Why should product people obsess about culture? I've heard (and seen) both sides of this one.

I'm sure many of us can name some of the "maverick" tech leaders who come out from time to time with salty hot takes about how culture is something you should "leave at the door." It's a distraction. What matters is you move fast, ship it, stay late, work hard.

Listen. I am ALL FOR moving fast and shipping early and often. (Not so much about glorifying long hours and the hustle/grind life. That's so not my scene.)

But the kind of culture you build IS the kind of product you ship. Culture always, always, comes out in the code.

The people you hire, the way you manage your team, the kind of processes you live by, your approach to time off, the way you talk to and about each other (and your customers)... it's honestly right there, in your product, for everybody to see.

Tightly controlled, micromanaged people will build a suffocatingly rigid, tight-laced, micromanagey product.

If you don't know the kind of product I mean, think of your least favorite tool. The one you groan when you realize you have to open again. Yeah. You know the kind of product I mean.

Guaranteed there are unhappy people behind that app. And fun fact: the users of that product are going to be pretty easy to pick off when a better (AKA more joyfully) built product comes bouncing along.

That's my kind of product. The kind that wins friends because it doesn't just do the job, it's so much more fun to be around.

You can't build a fun product if you're not having fun.
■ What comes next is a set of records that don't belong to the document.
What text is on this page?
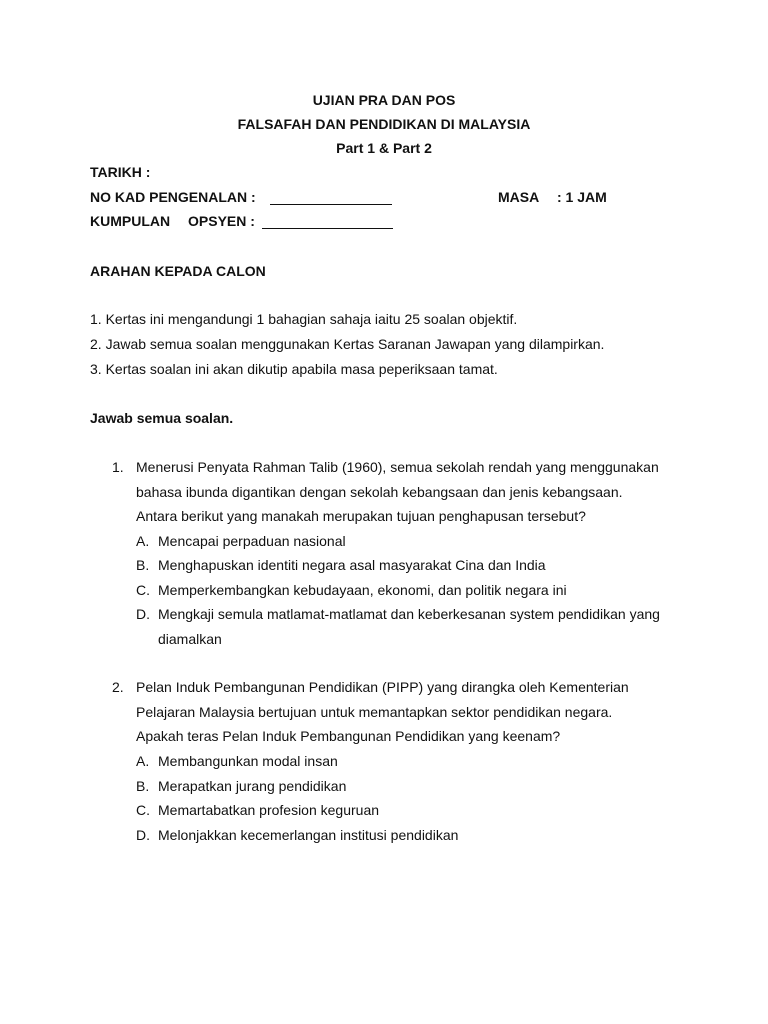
UJIAN PRA DAN POS
FALSAFAH DAN PENDIDIKAN DI MALAYSIA
Part 1 & Part 2
TARIKH :
NO KAD PENGENALAN :	MASA : 1 JAM
KUMPULAN OPSYEN :
ARAHAN KEPADA CALON
1. Kertas ini mengandungi 1 bahagian sahaja iaitu 25 soalan objektif.
2. Jawab semua soalan menggunakan Kertas Saranan Jawapan yang dilampirkan.
3. Kertas soalan ini akan dikutip apabila masa peperiksaan tamat.
Jawab semua soalan.
1. Menerusi Penyata Rahman Talib (1960), semua sekolah rendah yang menggunakan
bahasa ibunda digantikan dengan sekolah kebangsaan dan jenis kebangsaan.
Antara berikut yang manakah merupakan tujuan penghapusan tersebut?
A. Mencapai perpaduan nasional
B. Menghapuskan identiti negara asal masyarakat Cina dan India
C. Memperkembangkan kebudayaan, ekonomi, dan politik negara ini
D. Mengkaji semula matlamat-matlamat dan keberkesanan system pendidikan yang
diamalkan
2. Pelan Induk Pembangunan Pendidikan (PIPP) yang dirangka oleh Kementerian
Pelajaran Malaysia bertujuan untuk memantapkan sektor pendidikan negara.
Apakah teras Pelan Induk Pembangunan Pendidikan yang keenam?
A. Membangunkan modal insan
B. Merapatkan jurang pendidikan
C. Memartabatkan profesion keguruan
D. Melonjakkan kecemerlangan institusi pendidikan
If you hire creative people and let them run — create a workplace where they're free to express themselves, feel a real sense of belonging, have outside interests AND the time and mental energy to pursue them AND the psychological safety to bring those passions to work... they will bring that creative energy to the product you build.
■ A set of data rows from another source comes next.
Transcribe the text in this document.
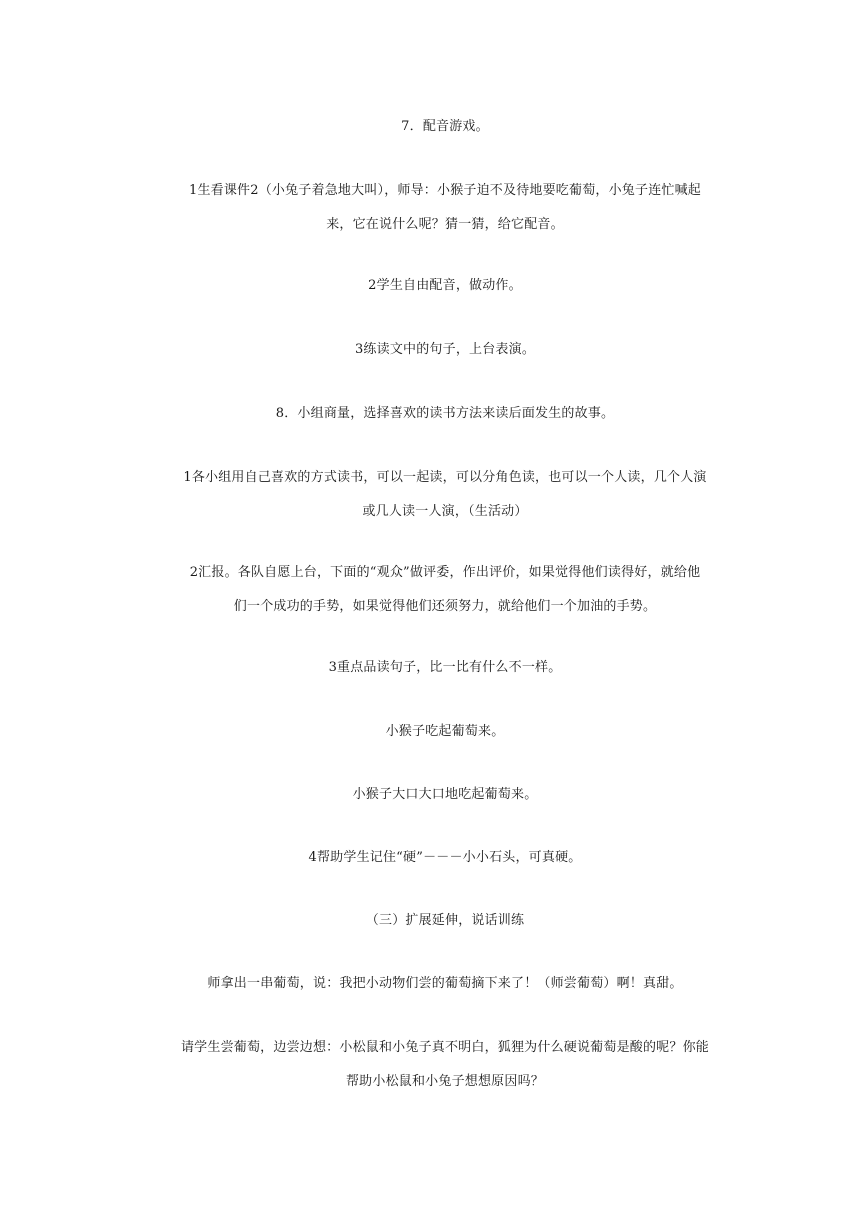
7．配音游戏。
1生看课件2（小兔子着急地大叫），师导：小猴子迫不及待地要吃葡萄，小兔子连忙喊起
来，它在说什么呢？猜一猜，给它配音。
2学生自由配音，做动作。
3练读文中的句子，上台表演。
8．小组商量，选择喜欢的读书方法来读后面发生的故事。
1各小组用自己喜欢的方式读书，可以一起读，可以分角色读，也可以一个人读，几个人演
或几人读一人演，（生活动）
2汇报。各队自愿上台，下面的“观众”做评委，作出评价，如果觉得他们读得好，就给他
们一个成功的手势，如果觉得他们还须努力，就给他们一个加油的手势。
3重点品读句子，比一比有什么不一样。
小猴子吃起葡萄来。
小猴子大口大口地吃起葡萄来。
4帮助学生记住“硬”－－－小小石头，可真硬。
（三）扩展延伸，说话训练
师拿出一串葡萄，说：我把小动物们尝的葡萄摘下来了！（师尝葡萄）啊！真甜。
请学生尝葡萄，边尝边想：小松鼠和小兔子真不明白，狐狸为什么硬说葡萄是酸的呢？你能
帮助小松鼠和小兔子想想原因吗？
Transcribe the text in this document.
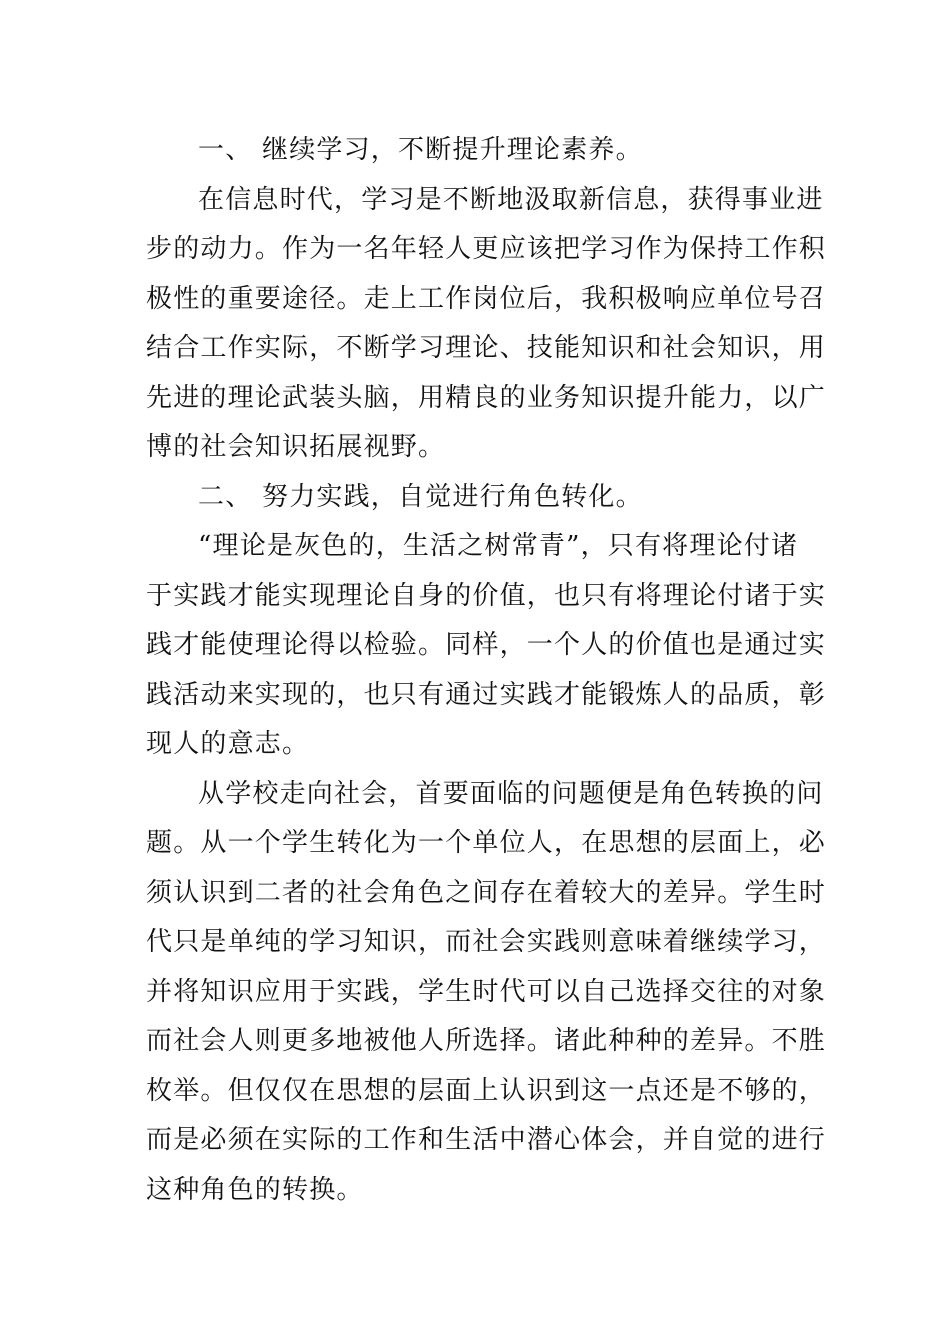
一、 继续学习，不断提升理论素养。
在信息时代，学习是不断地汲取新信息，获得事业进
步的动力。作为一名年轻人更应该把学习作为保持工作积
极性的重要途径。走上工作岗位后，我积极响应单位号召
结合工作实际，不断学习理论、技能知识和社会知识，用
先进的理论武装头脑，用精良的业务知识提升能力，以广
博的社会知识拓展视野。
二、 努力实践，自觉进行角色转化。
“理论是灰色的，生活之树常青”，只有将理论付诸
于实践才能实现理论自身的价值，也只有将理论付诸于实
践才能使理论得以检验。同样，一个人的价值也是通过实
践活动来实现的，也只有通过实践才能锻炼人的品质，彰
现人的意志。
从学校走向社会，首要面临的问题便是角色转换的问
题。从一个学生转化为一个单位人，在思想的层面上，必
须认识到二者的社会角色之间存在着较大的差异。学生时
代只是单纯的学习知识，而社会实践则意味着继续学习，
并将知识应用于实践，学生时代可以自己选择交往的对象
而社会人则更多地被他人所选择。诸此种种的差异。不胜
枚举。但仅仅在思想的层面上认识到这一点还是不够的，
而是必须在实际的工作和生活中潜心体会，并自觉的进行
这种角色的转换。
And here's a great bonus: that product will attract lots of fun, freaky fresh users. Who will use your product in ways you didn't expect, couldn't predict, which will help you grow into areas you couldn't have imagined when you set out.

And they'll tell all their freaky fresh friends about your product, too.

That's why I believe so hard that your brand starts and ends in your product. If users love using your product, if it helps them do the thing AND brings them joy, they'll keep using it, keep talking about it, keep telling their friends.

No clever ad copy can paper over a bad product experience. (And trust me, I LOVE clever ad copy. So freaking much.)

You can't build a great product without great people. You can't attract and keep great people without a great culture. They need to be treated like whole people, like grown-ass adults, not micromanaged to within an inch of their lives. They need transparency, autonomy, openness, joy.

I've been lucky enough to be part of a great culture before (yeah HubSpot, I'm looking at you). And now I'm having a very good time continuing to build a great culture at Practice Better (they had a great start and a strong foundation long before I joined). I think culture, brand, and product are all inextricably entwined. I've never understood why each one is treated like separate beasts.

Culture, brand, and product are all everyone's jobs. We're all building our culture, whether we mean to or not. Every single one of us is a brand architect. And I don't care where in the company you sit, if you're not steeped in the product and involved in making it better somehow, maybe you, too, would benefit from a long walk in the woods.

Not in a sinister way, sheesh. I mean, let's all get outside more (or creating art more, or dancing in your kitchen more, or whatever you do). Then bring that chill, creative energy back into work.

We'll all be better for it. You, me, the world.